Construtores para tipos de contêiner devem obedecer a duas regras:

  1. The memory for the object must be allocated using PyObject_GC_New or PyObject_GC_NewVar.

  2. Uma vez que todos os campos que podem conter referências a outros contêineres foram inicializados, deve-se chamar PyObject_GC_Track().

Da mesma forma, o desalocador para o objeto deve estar em conformidade com regras semelhantes:

  1. Antes que os campos que fazer referência a outros contêineres sejam invalidados, PyObject_GC_UnTrack() deve ser chamado.

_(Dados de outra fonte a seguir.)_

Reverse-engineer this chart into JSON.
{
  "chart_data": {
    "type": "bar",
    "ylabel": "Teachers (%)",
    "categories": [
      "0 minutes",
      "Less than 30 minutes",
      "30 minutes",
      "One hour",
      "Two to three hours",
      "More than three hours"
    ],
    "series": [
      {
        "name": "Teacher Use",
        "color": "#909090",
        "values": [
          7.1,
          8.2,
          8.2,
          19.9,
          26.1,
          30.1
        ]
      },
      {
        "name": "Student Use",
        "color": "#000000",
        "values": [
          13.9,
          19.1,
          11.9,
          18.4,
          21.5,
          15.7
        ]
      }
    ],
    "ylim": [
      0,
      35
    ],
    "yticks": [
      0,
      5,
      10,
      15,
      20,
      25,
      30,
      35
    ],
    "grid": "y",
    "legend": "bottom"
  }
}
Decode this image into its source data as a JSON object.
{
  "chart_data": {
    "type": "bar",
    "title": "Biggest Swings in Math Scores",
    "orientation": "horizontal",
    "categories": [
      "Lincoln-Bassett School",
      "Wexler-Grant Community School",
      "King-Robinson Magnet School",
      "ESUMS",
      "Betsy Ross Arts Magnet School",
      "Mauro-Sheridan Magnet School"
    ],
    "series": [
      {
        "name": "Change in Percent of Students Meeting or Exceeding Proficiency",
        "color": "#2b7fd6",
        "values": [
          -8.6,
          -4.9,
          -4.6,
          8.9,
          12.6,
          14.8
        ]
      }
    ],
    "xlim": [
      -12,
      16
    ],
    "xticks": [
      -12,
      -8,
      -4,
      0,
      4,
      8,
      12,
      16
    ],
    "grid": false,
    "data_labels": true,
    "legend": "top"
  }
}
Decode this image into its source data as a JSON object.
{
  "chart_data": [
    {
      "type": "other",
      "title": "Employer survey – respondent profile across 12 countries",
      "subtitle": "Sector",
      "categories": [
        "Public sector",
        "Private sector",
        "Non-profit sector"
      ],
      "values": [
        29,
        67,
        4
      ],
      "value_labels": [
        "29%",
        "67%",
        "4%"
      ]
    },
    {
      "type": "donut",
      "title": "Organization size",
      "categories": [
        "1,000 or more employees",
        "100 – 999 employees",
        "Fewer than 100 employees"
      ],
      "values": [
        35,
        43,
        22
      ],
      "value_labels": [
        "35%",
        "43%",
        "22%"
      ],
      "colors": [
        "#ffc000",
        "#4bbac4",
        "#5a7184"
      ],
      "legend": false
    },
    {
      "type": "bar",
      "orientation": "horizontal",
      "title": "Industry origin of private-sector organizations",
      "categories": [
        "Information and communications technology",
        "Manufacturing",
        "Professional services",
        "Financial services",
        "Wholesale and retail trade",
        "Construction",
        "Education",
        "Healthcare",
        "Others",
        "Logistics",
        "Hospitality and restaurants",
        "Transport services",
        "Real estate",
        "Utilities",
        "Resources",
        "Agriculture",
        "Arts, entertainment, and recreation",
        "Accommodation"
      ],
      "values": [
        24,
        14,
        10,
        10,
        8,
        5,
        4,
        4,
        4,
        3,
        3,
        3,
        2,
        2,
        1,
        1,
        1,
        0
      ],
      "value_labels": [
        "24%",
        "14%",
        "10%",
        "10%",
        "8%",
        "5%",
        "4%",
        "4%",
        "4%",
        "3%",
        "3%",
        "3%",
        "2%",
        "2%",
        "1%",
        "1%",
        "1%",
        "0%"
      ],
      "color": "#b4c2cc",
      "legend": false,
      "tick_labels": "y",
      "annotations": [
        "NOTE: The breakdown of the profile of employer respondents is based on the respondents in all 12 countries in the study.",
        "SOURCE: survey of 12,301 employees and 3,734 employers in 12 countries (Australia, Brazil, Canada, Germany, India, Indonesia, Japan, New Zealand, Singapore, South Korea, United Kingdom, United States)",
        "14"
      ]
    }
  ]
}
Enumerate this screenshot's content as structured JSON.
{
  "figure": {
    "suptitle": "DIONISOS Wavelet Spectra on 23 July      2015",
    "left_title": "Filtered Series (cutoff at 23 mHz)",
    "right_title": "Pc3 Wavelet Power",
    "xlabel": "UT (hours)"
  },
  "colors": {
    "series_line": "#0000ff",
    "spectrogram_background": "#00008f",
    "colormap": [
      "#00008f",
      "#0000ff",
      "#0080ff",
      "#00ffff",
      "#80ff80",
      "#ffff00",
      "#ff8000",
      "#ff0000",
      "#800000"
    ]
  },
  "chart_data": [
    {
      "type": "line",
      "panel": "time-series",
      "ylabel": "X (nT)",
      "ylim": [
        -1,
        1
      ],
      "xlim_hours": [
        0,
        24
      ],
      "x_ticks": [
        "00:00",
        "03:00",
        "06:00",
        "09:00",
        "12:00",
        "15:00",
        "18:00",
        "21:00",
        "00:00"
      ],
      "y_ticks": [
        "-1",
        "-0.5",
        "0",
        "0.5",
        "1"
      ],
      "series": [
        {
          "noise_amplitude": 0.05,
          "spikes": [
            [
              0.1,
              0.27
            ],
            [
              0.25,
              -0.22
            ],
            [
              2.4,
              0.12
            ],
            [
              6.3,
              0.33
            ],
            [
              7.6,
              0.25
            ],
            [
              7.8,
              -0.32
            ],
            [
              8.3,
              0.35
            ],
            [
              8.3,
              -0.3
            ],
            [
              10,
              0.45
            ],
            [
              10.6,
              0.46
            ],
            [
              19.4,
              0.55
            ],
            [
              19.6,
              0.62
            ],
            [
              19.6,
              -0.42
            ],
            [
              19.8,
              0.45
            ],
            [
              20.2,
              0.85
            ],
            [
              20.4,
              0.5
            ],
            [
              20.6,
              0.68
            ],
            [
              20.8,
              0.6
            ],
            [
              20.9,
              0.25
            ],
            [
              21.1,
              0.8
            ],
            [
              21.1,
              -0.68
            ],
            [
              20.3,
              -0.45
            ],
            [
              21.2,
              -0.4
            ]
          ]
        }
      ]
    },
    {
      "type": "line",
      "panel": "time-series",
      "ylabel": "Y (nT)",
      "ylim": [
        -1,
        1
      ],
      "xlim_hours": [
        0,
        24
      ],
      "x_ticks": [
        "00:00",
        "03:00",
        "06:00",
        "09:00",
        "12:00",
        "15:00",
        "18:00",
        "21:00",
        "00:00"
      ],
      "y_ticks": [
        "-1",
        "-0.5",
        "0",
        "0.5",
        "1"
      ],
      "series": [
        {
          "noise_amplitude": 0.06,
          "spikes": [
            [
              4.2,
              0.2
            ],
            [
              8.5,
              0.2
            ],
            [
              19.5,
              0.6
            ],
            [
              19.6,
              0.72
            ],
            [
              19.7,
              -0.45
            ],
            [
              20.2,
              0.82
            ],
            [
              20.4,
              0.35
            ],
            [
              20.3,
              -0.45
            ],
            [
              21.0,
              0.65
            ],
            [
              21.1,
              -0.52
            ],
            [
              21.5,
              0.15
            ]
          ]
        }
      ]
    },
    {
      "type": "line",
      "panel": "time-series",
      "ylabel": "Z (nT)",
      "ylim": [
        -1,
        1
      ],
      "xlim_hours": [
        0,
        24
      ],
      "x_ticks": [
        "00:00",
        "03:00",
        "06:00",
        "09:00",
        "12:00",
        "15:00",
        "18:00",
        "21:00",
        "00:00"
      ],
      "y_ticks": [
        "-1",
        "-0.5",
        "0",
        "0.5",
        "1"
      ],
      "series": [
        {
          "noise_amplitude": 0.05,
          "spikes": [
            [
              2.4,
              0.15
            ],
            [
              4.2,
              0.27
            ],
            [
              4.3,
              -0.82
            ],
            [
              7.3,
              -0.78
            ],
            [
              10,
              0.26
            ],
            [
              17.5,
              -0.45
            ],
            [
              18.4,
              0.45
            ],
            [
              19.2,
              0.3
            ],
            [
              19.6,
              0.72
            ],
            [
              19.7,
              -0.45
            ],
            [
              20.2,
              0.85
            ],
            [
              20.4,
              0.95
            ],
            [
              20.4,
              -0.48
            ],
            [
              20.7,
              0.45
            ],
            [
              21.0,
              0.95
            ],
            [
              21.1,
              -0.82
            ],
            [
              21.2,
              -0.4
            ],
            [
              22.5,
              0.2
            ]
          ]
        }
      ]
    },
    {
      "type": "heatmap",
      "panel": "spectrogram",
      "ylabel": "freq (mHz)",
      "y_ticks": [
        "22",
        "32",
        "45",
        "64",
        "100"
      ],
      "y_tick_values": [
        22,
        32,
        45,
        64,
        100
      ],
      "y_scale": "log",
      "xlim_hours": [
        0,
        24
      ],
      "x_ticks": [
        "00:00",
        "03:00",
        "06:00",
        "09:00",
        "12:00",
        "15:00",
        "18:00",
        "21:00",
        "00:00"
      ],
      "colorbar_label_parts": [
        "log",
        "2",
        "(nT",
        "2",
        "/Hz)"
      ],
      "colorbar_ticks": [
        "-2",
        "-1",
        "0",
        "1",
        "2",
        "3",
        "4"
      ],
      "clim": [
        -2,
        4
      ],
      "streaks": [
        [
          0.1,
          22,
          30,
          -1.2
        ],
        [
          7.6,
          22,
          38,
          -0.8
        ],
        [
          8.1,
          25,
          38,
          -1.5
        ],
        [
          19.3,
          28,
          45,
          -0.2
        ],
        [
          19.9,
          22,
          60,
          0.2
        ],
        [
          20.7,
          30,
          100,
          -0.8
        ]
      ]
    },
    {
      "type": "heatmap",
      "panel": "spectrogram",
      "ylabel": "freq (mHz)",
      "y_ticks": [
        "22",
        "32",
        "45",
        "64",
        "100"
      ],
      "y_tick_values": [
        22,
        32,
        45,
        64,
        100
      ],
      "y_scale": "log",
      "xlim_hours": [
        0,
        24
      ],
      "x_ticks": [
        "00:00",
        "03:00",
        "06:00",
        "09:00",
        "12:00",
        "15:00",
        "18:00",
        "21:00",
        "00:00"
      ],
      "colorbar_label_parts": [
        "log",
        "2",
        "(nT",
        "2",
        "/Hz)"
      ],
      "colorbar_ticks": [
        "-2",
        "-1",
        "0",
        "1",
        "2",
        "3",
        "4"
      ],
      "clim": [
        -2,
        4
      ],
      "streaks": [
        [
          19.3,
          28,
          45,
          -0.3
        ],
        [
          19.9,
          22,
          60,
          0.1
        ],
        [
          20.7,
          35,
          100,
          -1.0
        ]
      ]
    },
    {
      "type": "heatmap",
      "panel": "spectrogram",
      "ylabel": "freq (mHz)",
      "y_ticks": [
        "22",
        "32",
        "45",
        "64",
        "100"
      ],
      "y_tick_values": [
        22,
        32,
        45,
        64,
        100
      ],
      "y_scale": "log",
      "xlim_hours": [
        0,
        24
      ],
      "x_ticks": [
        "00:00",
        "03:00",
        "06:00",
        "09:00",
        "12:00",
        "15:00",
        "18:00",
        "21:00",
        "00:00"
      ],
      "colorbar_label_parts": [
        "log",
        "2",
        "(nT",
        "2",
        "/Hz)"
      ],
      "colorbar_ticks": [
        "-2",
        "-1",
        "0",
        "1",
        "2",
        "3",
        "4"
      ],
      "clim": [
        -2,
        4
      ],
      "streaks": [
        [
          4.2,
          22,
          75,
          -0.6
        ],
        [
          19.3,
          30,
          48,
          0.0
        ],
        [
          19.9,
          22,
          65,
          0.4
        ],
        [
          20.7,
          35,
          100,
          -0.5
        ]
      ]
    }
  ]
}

  2. A memória destinada ao objeto deve ser desalocada usando PyObject_GC_Del().

    Aviso

    If a type adds the Py_TPFLAGS_HAVE_GC, then it must implement at least a tp_traverse handler or explicitly use one from its subclass or subclasses.

    When calling PyType_Ready() or some of the APIs that indirectly call it like PyType_FromSpecWithBases() or PyType_FromSpec() the interpreter will automatically populate the tp_flags, tp_traverse and tp_clear fields if the type inherits from a class that implements the garbage collector protocol and the child class does not include the Py_TPFLAGS_HAVE_GC flag.

PyObject_GC_New(TYPE, typeobj)

Analogous to PyObject_New but for container objects with the Py_TPFLAGS_HAVE_GC flag set.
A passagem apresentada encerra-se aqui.